The Dream of Gerontius, poema dell’inglese John Henry Newman (1801-1890) fu scritto nel febbraio del 1865, e pubblicato nel maggio e nel giugno dello stesso anno, sulla rivista “Month”; l’argomento trattato riguarda la morte di Geronzio, la sua comparsa dinanzi a Dio e la sua discesa nel Purgatorio. Originariamente diviso in sette parti, il poema venne ridotto a due da Elgar, che però mantenne sostanzialmente l’impianto formale del testo di Newman.

Parte Prima (Geronzio, Coloro che lo assistono, il Prete):
Geronzio, morente, invoca le preghiere dei vicini e incita l’anima sua perché si prepari a presentarsi a Dio. Coloro che lo assistono innalzano preghiere tratte dalla Sacra Scrittura e dalla liturgia.
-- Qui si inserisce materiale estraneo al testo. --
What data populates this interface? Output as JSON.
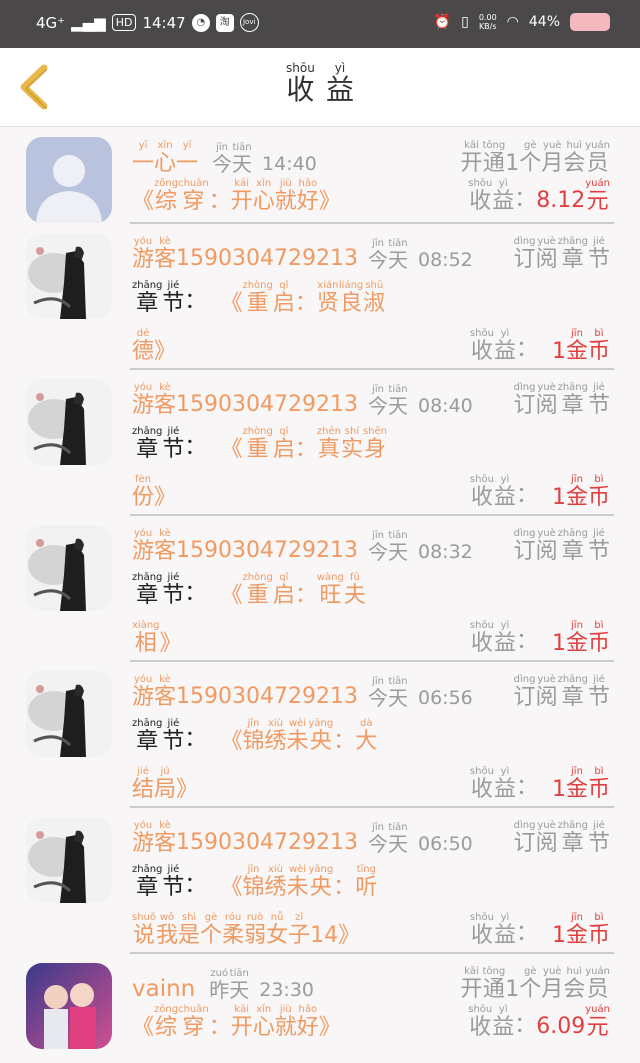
{
  "status_bar": {
    "network": "4G⁺",
    "hd": "HD",
    "time": "14:47",
    "speed_value": "0.00",
    "speed_unit": "KB/s",
    "battery": "44%",
    "colors": {
      "bar": "#4a4848",
      "battery": "#f4b8bf"
    }
  },
  "header": {
    "title": [
      {
        "py": "shōu",
        "hz": "收"
      },
      {
        "py": "yì",
        "hz": "益"
      }
    ]
  },
  "labels": {
    "earn": [
      {
        "py": "shōu",
        "hz": "收"
      },
      {
        "py": "yì",
        "hz": "益"
      }
    ],
    "colon": "：",
    "chapter": [
      {
        "py": "zhāng",
        "hz": "章"
      },
      {
        "py": "jié",
        "hz": "节"
      }
    ],
    "subscribe": [
      {
        "py": "dìng",
        "hz": "订"
      },
      {
        "py": "yuè",
        "hz": "阅"
      },
      {
        "py": "zhāng",
        "hz": "章"
      },
      {
        "py": "jié",
        "hz": "节"
      }
    ],
    "member": [
      {
        "py": "kāi",
        "hz": "开"
      },
      {
        "py": "tōng",
        "hz": "通"
      },
      {
        "py": "",
        "hz": "1"
      },
      {
        "py": "gè",
        "hz": "个"
      },
      {
        "py": "yuè",
        "hz": "月"
      },
      {
        "py": "huì",
        "hz": "会"
      },
      {
        "py": "yuán",
        "hz": "员"
      }
    ],
    "today": [
      {
        "py": "jīn",
        "hz": "今"
      },
      {
        "py": "tiān",
        "hz": "天"
      }
    ],
    "yesterday": [
      {
        "py": "zuó",
        "hz": "昨"
      },
      {
        "py": "tiān",
        "hz": "天"
      }
    ],
    "coin": [
      {
        "py": "",
        "hz": "1"
      },
      {
        "py": "jīn",
        "hz": "金"
      },
      {
        "py": "bì",
        "hz": "币"
      }
    ],
    "yuan": {
      "py": "yuán",
      "hz": "元"
    },
    "guest": [
      {
        "py": "yóu",
        "hz": "游"
      },
      {
        "py": "kè",
        "hz": "客"
      }
    ]
  },
  "items": [
    {
      "type": "member",
      "avatar": "default-avatar",
      "user": [
        {
          "py": "yī",
          "hz": "一"
        },
        {
          "py": "xīn",
          "hz": "心"
        },
        {
          "py": "yī",
          "hz": "一"
        }
      ],
      "day": "today",
      "time": "14:40",
      "book": "《综穿：开心就好》",
      "book_ruby": [
        {
          "py": "",
          "hz": "《"
        },
        {
          "py": "zōng",
          "hz": "综"
        },
        {
          "py": "chuān",
          "hz": "穿"
        },
        {
          "py": "",
          "hz": "："
        },
        {
          "py": "kāi",
          "hz": "开"
        },
        {
          "py": "xīn",
          "hz": "心"
        },
        {
          "py": "jiù",
          "hz": "就"
        },
        {
          "py": "hǎo",
          "hz": "好"
        },
        {
          "py": "",
          "hz": "》"
        }
      ],
      "amount": "8.12"
    },
    {
      "type": "chapter",
      "avatar": "guest-avatar",
      "user": "15903047292​13",
      "user_id": "1590304729213",
      "day": "today",
      "time": "08:52",
      "line1": [
        {
          "py": "",
          "hz": "《"
        },
        {
          "py": "zhòng",
          "hz": "重"
        },
        {
          "py": "qǐ",
          "hz": "启"
        },
        {
          "py": "",
          "hz": "："
        },
        {
          "py": "xián",
          "hz": "贤"
        },
        {
          "py": "liáng",
          "hz": "良"
        },
        {
          "py": "shū",
          "hz": "淑"
        }
      ],
      "line2": [
        {
          "py": "dé",
          "hz": "德"
        },
        {
          "py": "",
          "hz": "》"
        }
      ]
    },
    {
      "type": "chapter",
      "avatar": "guest-avatar",
      "user_id": "1590304729213",
      "day": "today",
      "time": "08:40",
      "line1": [
        {
          "py": "",
          "hz": "《"
        },
        {
          "py": "zhòng",
          "hz": "重"
        },
        {
          "py": "qǐ",
          "hz": "启"
        },
        {
          "py": "",
          "hz": "："
        },
        {
          "py": "zhēn",
          "hz": "真"
        },
        {
          "py": "shí",
          "hz": "实"
        },
        {
          "py": "shēn",
          "hz": "身"
        }
      ],
      "line2": [
        {
          "py": "fèn",
          "hz": "份"
        },
        {
          "py": "",
          "hz": "》"
        }
      ]
    },
    {
      "type": "chapter",
      "avatar": "guest-avatar",
      "user_id": "1590304729213",
      "day": "today",
      "time": "08:32",
      "line1": [
        {
          "py": "",
          "hz": "《"
        },
        {
          "py": "zhòng",
          "hz": "重"
        },
        {
          "py": "qǐ",
          "hz": "启"
        },
        {
          "py": "",
          "hz": "："
        },
        {
          "py": "wàng",
          "hz": "旺"
        },
        {
          "py": "fū",
          "hz": "夫"
        }
      ],
      "line2": [
        {
          "py": "xiàng",
          "hz": "相"
        },
        {
          "py": "",
          "hz": "》"
        }
      ]
    },
    {
      "type": "chapter",
      "avatar": "guest-avatar",
      "user_id": "1590304729213",
      "day": "today",
      "time": "06:56",
      "line1": [
        {
          "py": "",
          "hz": "《"
        },
        {
          "py": "jǐn",
          "hz": "锦"
        },
        {
          "py": "xiù",
          "hz": "绣"
        },
        {
          "py": "wèi",
          "hz": "未"
        },
        {
          "py": "yāng",
          "hz": "央"
        },
        {
          "py": "",
          "hz": "："
        },
        {
          "py": "dà",
          "hz": "大"
        }
      ],
      "line2": [
        {
          "py": "jié",
          "hz": "结"
        },
        {
          "py": "jú",
          "hz": "局"
        },
        {
          "py": "",
          "hz": "》"
        }
      ]
    },
    {
      "type": "chapter",
      "avatar": "guest-avatar",
      "user_id": "1590304729213",
      "day": "today",
      "time": "06:50",
      "line1": [
        {
          "py": "",
          "hz": "《"
        },
        {
          "py": "jǐn",
          "hz": "锦"
        },
        {
          "py": "xiù",
          "hz": "绣"
        },
        {
          "py": "wèi",
          "hz": "未"
        },
        {
          "py": "yāng",
          "hz": "央"
        },
        {
          "py": "",
          "hz": "："
        },
        {
          "py": "tīng",
          "hz": "听"
        }
      ],
      "line2": [
        {
          "py": "shuō",
          "hz": "说"
        },
        {
          "py": "wǒ",
          "hz": "我"
        },
        {
          "py": "shì",
          "hz": "是"
        },
        {
          "py": "gè",
          "hz": "个"
        },
        {
          "py": "róu",
          "hz": "柔"
        },
        {
          "py": "ruò",
          "hz": "弱"
        },
        {
          "py": "nǚ",
          "hz": "女"
        },
        {
          "py": "zǐ",
          "hz": "子"
        },
        {
          "py": "",
          "hz": "14"
        },
        {
          "py": "",
          "hz": "》"
        }
      ]
    },
    {
      "type": "member",
      "avatar": "photo-avatar",
      "user_name": "vainn",
      "day": "yesterday",
      "time": "23:30",
      "book_ruby": [
        {
          "py": "",
          "hz": "《"
        },
        {
          "py": "zōng",
          "hz": "综"
        },
        {
          "py": "chuān",
          "hz": "穿"
        },
        {
          "py": "",
          "hz": "："
        },
        {
          "py": "kāi",
          "hz": "开"
        },
        {
          "py": "xīn",
          "hz": "心"
        },
        {
          "py": "jiù",
          "hz": "就"
        },
        {
          "py": "hǎo",
          "hz": "好"
        },
        {
          "py": "",
          "hz": "》"
        }
      ],
      "amount": "6.09"
    }
  ],
  "colors": {
    "accent_orange": "#f09a62",
    "amount_red": "#e24040",
    "muted_gray": "#9b9b9b",
    "back_arrow": "#e8b84a"
  }
}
Parte Seconda (Anima di Geronzio, Angelo, Angelo dell’Agonia, Demoni, Spiriti Angelici, Anime del Purgatorio):
L’anima di Geronzio si sente invadere da un sonno e da uno strano senso di sollievo; non sa se il suo essere sia vivo o morto, perché si sente libero dal corpo e nello stesso tempo ancora unito ad esso. Subito ode una melodia angelica: quella del suo Angelo Custode che canta la sua vita e quanto in essa Geronzio ha ricevuto da Dio. Comincia il dialogo fra l’Anima e l’Angelo: i due spinti si salutano, e poi l’intelligenza superiore istruisce l’Anima riguardo al tempo che fugge e all’incontro con l’eternità. Man mano che l’Angelo e l’Anima si accostano al trono di Dio, si odono le imprecazioni dei demoni, con brevi e ironici versi; l’Angelo e l’Anima discutono dello stato dell’anima staccata dal corpo. Si odono poi ¡ cori degli spiriti che stanno più vicini a Dio, e finalmente l’Anima di Geronzio viene condotta alla presenza del Giudice; i canti delle Anime del Purgatorio accompagnano l’Anima di Geronzio sempre guidata dal suo Angelo Custode.

Guida all’ascolto (nota 1)

Nei paesi protestanti, specialmente in Inghilterra, dal Settecento in poi, la musica “drammatica”, vocale e rappresentativa, creata lì, escluse normalmente il teatro e le scene, confinandosi nel genere devoto (importato dall’Italia) dell’Oratorio e della Cantata di contenuto biblico, evangelico (in Germania le Passioni), edificante. Il teatro cantato, l’opera, cioè, le sue finzioni, le illusioni sceniche, le meraviglie vocali erano competenza degli Italiani e dei musicisti e cantanti che si erano “italianizzati”, i quali tutti a Londra, a Berlino, a Dresda raccoglievano ammirazioni, successi, ricchezze. Ma proprio un grande genio “italianizzato”, Händel, tedesco stabilitosi a Londra, dopo aver scritto molte opere italiane, con i suoi Oratori inglesi fece sì, dal 1730 circa, che il genere dell’Oratorio si insediasse in Inghilterra quasi come un genere di arte nazionale (anche se le musiche eseguite erano quasi tutte importate): ne è prova il fiorire ininterrotto, in ogni centro maggiore e minore del paese, di eccellenti società corali, di professionisti e di dilettanti, e di festival per cori. E in Inghilterra, infatti, dopo Händel, i grandi Oratori di Haydn e di Mendelssohn ebbero, e hanno, riconoscimenti e popolarità forse maggiori che nei paesi di lingua tedesca (quanto all’Italia, purtroppo, capolavori come La creazione di Haydn o il Paulus di Mendelssohn popolarità non ne hanno alcuna).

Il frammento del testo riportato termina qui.